Nitroprusside should not be used to produce hypotension during surgery in patients with known inadequate cerebral circulation or in dying patients who attend emergency surgery.

Patients with congenital or amblyopic optic atrophy have unusually high cyanide/thiocyanate ratios.

These rare conditions are likely associated with defective or absent thiamine, and these patients should avoid nitroprusside.

Nitroprusside should not be used to treat acute congestive heart failure associated with reduced peripheral vascular resistance, such as high-output heart failure seen in endotoxic sepsis.

Clinical pharmacology

The principal pharmacological action of nitroprusside is the relaxation of vascular smooth muscle and the consequent dilation of peripheral arteries and veins.

Other smooth muscles (for example, uterine and duodenum) are not affected. Nitroprusside is more active in veins than in arteries, but this selectivity is much less marked than nitroglycerin.

Dilation of the veins promotes peripheral blood accumulation. It decreases venous return to the heart, which reduces the final diastolic pressure of the left ventricle and the pressure of the pulmonary capillary wedge.

Arteriolar relaxation reduces systemic vascular resistance, systolic blood pressure, and mean arterial pressure. Dilation of the coronary arteries also occurs.

In association with the decrease in blood pressure, nitroprusside administered intravenously to hypertensive and normotensive patients produces a slight increase in heart rate and a variable effect on cardiac output.
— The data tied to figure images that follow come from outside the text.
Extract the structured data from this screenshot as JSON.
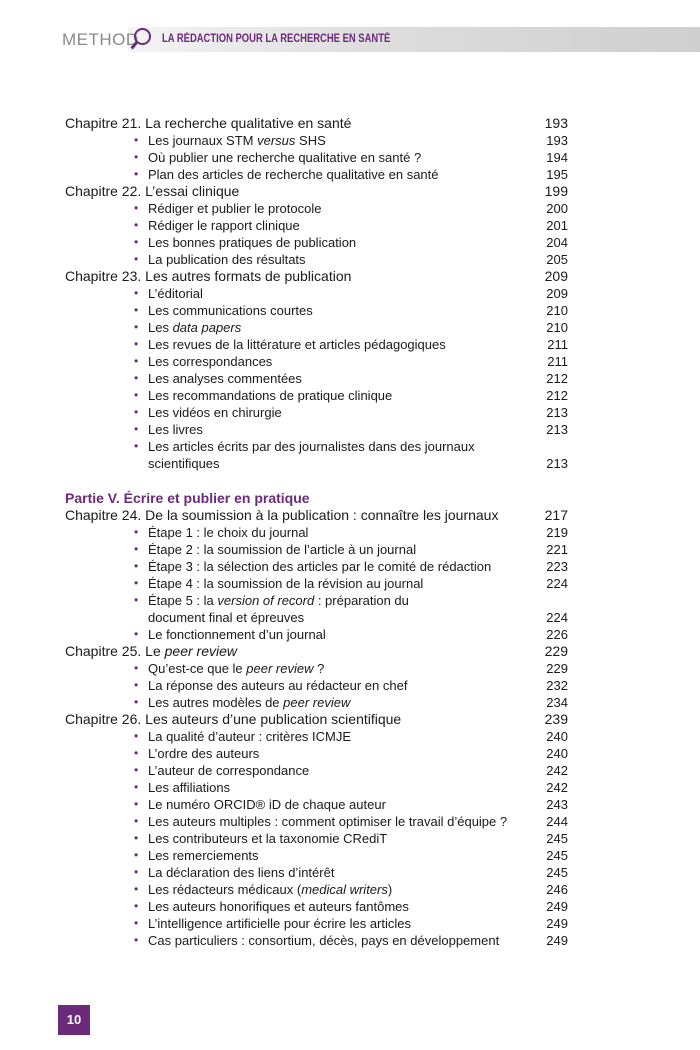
{
  "header": {
    "logo_text": "METHOD",
    "title": "LA RÉDACTION POUR LA RECHERCHE EN SANTÉ",
    "accent": "#6b2a7a"
  },
  "sections": [
    {
      "type": "ch",
      "pre": "Chapitre 21. La recherche qualitative en santé",
      "page": "193"
    },
    {
      "type": "item",
      "pre": "Les journaux STM ",
      "it": "versus",
      "post": " SHS",
      "page": "193"
    },
    {
      "type": "item",
      "pre": "Où publier une recherche qualitative en santé ?",
      "page": "194"
    },
    {
      "type": "item",
      "pre": "Plan des articles de recherche qualitative en santé",
      "page": "195"
    },
    {
      "type": "ch",
      "pre": "Chapitre 22. L’essai clinique",
      "page": "199"
    },
    {
      "type": "item",
      "pre": "Rédiger et publier le protocole",
      "page": "200"
    },
    {
      "type": "item",
      "pre": "Rédiger le rapport clinique",
      "page": "201"
    },
    {
      "type": "item",
      "pre": "Les bonnes pratiques de publication",
      "page": "204"
    },
    {
      "type": "item",
      "pre": "La publication des résultats",
      "page": "205"
    },
    {
      "type": "ch",
      "pre": "Chapitre 23. Les autres formats de publication",
      "page": "209"
    },
    {
      "type": "item",
      "pre": "L’éditorial",
      "page": "209"
    },
    {
      "type": "item",
      "pre": "Les communications courtes",
      "page": "210"
    },
    {
      "type": "item",
      "pre": "Les ",
      "it": "data papers",
      "page": "210"
    },
    {
      "type": "item",
      "pre": "Les revues de la littérature et articles pédagogiques",
      "page": "211"
    },
    {
      "type": "item",
      "pre": "Les correspondances",
      "page": "211"
    },
    {
      "type": "item",
      "pre": "Les analyses commentées",
      "page": "212"
    },
    {
      "type": "item",
      "pre": "Les recommandations de pratique clinique",
      "page": "212"
    },
    {
      "type": "item",
      "pre": "Les vidéos en chirurgie",
      "page": "213"
    },
    {
      "type": "item",
      "pre": "Les livres",
      "page": "213"
    },
    {
      "type": "item",
      "pre": "Les articles écrits par des journalistes dans des journaux scientifiques",
      "page": "213"
    },
    {
      "type": "gap"
    },
    {
      "type": "part",
      "pre": "Partie V. Écrire et publier en pratique"
    },
    {
      "type": "ch",
      "pre": "Chapitre 24. De la soumission à la publication : connaître les journaux",
      "page": "217"
    },
    {
      "type": "item",
      "pre": "Étape 1 : le choix du journal",
      "page": "219"
    },
    {
      "type": "item",
      "pre": "Étape 2 : la soumission de l’article à un journal",
      "page": "221"
    },
    {
      "type": "item",
      "pre": "Étape 3 : la sélection des articles par le comité de rédaction",
      "page": "223"
    },
    {
      "type": "item",
      "pre": "Étape 4 : la soumission de la révision au journal",
      "page": "224"
    },
    {
      "type": "item2",
      "pre": "Étape 5 : la ",
      "it": "version of record",
      "post": " : préparation du document final et épreuves",
      "page": "224"
    },
    {
      "type": "item",
      "pre": "Le fonctionnement d’un journal",
      "page": "226"
    },
    {
      "type": "ch",
      "pre": "Chapitre 25. Le ",
      "it": "peer review",
      "page": "229"
    },
    {
      "type": "item",
      "pre": "Qu’est-ce que le ",
      "it": "peer review",
      "post": " ?",
      "page": "229"
    },
    {
      "type": "item",
      "pre": "La réponse des auteurs au rédacteur en chef",
      "page": "232"
    },
    {
      "type": "item",
      "pre": "Les autres modèles de ",
      "it": "peer review",
      "page": "234"
    },
    {
      "type": "ch",
      "pre": "Chapitre 26. Les auteurs d’une publication scientifique",
      "page": "239"
    },
    {
      "type": "item",
      "pre": "La qualité d’auteur : critères ICMJE",
      "page": "240"
    },
    {
      "type": "item",
      "pre": "L’ordre des auteurs",
      "page": "240"
    },
    {
      "type": "item",
      "pre": "L’auteur de correspondance",
      "page": "242"
    },
    {
      "type": "item",
      "pre": "Les affiliations",
      "page": "242"
    },
    {
      "type": "item",
      "pre": "Le numéro ORCID® iD de chaque auteur",
      "page": "243"
    },
    {
      "type": "item",
      "pre": "Les auteurs multiples : comment optimiser le travail d’équipe ?",
      "page": "244"
    },
    {
      "type": "item",
      "pre": "Les contributeurs et la taxonomie CRediT",
      "page": "245"
    },
    {
      "type": "item",
      "pre": "Les remerciements",
      "page": "245"
    },
    {
      "type": "item",
      "pre": "La déclaration des liens d’intérêt",
      "page": "245"
    },
    {
      "type": "item",
      "pre": "Les rédacteurs médicaux (",
      "it": "medical writers",
      "post": ")",
      "page": "246"
    },
    {
      "type": "item",
      "pre": "Les auteurs honorifiques et auteurs fantômes",
      "page": "249"
    },
    {
      "type": "item",
      "pre": "L’intelligence artificielle pour écrire les articles",
      "page": "249"
    },
    {
      "type": "item",
      "pre": "Cas particuliers : consortium, décès, pays en développement",
      "page": "249"
    }
  ],
  "footer": {
    "page_number": "10"
  }
}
In hypertensive patients, moderate doses induce renal vasodilatation approximately proportional to the decrease in systemic blood pressure, so there is no appreciable change in renal blood flow or glomerular filtration rate.

In normotensive subjects, acute reduction in mean arterial blood pressure to 60-75 mm Hg by infusion of nitroprusside caused a significant increase in renin activity.

In the same study, ten renovascular hypertensive patients who received nitroprusside had significant increases in renin release from the affected kidney at mean arterial pressures of 90-137 mm Hg.

The hypotensive effect of nitroprusside is observed within a minute or two after the start of an adequate infusion and dissipates almost as quickly after an injection is interrupted.

Ganglion blocking agents and inhaled anesthetics increase the effect.